When a child is diagnosed with type 1 diabetes, parents encounter a steep learning curve that includes needing to understand diabetes and its management, and mastering the skills of insulin administration and blood glucose monitoring. Whether in hospital or in the child’s home, education and support at diagnosis, and on-going care over the years until the child transfers to the adult service, is predominantly provided by a paediatric diabetes specialist nurse (PDSN).
In the longer term, many parents find that diabetes adds another challenging dimension to the everyday pressures and demands of childhood and adolescence. For example, we will all have encountered in our clinics parents who are tearing their hair out trying to support their teenagers to manage diabetes sensibly within the context of their need to grow up and assert their independence.
How many parents have you seen become upset or angry when their child’s HbA1c level has risen by 2% (21 mmol/mol), or distressed when they discover their teenager has been fabricating results in their diary?
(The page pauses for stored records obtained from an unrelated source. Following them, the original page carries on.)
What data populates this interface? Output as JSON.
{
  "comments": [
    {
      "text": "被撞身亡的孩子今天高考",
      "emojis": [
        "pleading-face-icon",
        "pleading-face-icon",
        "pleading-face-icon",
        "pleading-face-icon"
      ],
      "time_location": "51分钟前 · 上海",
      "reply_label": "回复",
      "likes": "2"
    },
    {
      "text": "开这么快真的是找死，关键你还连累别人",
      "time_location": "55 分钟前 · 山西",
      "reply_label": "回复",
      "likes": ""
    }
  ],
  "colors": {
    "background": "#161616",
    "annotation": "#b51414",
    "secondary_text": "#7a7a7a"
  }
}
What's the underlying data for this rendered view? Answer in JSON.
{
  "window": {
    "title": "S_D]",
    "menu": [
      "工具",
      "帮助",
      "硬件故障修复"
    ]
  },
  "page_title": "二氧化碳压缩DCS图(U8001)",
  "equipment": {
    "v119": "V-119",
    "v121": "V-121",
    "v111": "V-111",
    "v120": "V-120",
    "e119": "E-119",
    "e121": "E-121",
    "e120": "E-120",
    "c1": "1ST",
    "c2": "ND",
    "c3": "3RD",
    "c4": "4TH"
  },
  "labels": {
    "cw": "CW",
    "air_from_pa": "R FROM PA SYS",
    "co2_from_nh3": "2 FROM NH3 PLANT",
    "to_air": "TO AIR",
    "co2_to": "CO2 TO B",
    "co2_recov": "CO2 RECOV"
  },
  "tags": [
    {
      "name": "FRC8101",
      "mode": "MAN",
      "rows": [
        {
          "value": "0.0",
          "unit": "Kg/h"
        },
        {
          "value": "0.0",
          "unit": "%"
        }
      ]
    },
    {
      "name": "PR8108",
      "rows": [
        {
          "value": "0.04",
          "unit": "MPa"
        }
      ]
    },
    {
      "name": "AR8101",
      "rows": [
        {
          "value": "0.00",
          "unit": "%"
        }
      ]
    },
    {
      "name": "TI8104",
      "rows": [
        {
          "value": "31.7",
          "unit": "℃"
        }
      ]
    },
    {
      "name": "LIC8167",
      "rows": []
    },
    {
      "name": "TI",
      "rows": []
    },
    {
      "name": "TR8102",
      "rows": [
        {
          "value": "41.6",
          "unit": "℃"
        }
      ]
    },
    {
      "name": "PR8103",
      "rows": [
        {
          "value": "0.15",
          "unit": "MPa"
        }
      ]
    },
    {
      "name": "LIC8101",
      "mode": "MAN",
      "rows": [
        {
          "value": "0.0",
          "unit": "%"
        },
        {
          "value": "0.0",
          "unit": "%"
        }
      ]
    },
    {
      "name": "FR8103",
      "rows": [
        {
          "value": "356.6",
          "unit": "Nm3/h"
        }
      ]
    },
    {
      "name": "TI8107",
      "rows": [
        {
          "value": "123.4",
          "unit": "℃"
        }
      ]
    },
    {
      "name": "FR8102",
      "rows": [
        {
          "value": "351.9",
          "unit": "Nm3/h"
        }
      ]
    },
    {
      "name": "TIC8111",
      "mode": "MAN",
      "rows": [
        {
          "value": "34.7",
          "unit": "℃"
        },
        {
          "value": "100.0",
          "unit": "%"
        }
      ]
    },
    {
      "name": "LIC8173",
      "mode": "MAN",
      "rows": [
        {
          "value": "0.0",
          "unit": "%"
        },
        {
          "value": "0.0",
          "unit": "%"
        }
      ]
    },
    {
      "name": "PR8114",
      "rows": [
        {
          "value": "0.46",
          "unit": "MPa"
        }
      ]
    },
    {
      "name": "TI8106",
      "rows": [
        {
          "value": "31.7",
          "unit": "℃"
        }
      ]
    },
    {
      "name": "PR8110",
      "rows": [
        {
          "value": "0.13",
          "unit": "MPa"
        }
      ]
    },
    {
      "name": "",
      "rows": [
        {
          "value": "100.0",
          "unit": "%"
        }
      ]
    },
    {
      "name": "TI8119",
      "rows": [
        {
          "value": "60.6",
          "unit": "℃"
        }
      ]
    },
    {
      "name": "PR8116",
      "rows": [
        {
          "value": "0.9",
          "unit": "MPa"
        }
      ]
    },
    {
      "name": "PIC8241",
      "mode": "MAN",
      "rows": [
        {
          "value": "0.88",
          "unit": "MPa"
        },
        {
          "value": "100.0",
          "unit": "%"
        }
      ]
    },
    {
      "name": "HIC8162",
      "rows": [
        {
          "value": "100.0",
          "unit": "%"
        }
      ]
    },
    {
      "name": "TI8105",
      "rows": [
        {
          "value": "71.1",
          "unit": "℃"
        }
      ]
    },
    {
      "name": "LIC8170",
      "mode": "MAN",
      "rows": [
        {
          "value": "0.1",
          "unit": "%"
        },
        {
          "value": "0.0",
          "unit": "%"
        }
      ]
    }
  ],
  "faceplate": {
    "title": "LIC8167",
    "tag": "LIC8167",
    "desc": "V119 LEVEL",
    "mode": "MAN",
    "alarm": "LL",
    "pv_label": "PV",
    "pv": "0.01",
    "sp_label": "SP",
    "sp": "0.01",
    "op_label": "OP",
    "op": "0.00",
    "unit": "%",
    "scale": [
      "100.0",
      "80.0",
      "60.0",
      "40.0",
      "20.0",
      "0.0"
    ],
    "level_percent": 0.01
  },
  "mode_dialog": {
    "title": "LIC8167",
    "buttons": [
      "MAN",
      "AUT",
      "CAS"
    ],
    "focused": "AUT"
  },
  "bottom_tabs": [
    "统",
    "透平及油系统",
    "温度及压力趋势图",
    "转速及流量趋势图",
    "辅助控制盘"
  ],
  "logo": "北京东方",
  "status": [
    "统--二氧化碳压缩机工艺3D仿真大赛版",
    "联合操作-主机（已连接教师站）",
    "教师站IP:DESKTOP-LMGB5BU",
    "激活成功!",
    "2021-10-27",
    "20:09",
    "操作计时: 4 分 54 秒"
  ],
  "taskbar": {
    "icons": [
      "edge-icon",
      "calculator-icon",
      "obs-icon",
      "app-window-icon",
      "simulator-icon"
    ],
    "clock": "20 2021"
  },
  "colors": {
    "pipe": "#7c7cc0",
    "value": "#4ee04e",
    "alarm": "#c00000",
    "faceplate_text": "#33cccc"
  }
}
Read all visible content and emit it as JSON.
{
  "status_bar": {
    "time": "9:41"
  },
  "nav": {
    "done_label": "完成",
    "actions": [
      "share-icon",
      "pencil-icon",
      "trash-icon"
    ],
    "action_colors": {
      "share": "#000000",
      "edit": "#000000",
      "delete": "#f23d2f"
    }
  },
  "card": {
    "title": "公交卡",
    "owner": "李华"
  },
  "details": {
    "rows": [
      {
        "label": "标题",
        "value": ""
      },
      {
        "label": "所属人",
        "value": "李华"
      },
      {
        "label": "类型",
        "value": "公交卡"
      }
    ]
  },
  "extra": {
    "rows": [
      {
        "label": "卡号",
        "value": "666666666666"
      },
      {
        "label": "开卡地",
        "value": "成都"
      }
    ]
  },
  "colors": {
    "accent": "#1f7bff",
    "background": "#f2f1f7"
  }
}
We have no definitive answers to these kinds of problems, but PDSNs work with the child and parents to find ways of overcoming them, and acknowledge that often these problems are linked to psychosocial issues.
The more challenging cases may be referred for psychological support, but there is a shortage of clinical child psychologists, particularly those with an interest in childhood diabetes. Thus, despite a rising incidence of childhood diabetes, and most paediatric diabetes nursing teams in centres across the UK being under-resourced (Lowes et al, 2009), counselling comprises a significant part of the PDSN role.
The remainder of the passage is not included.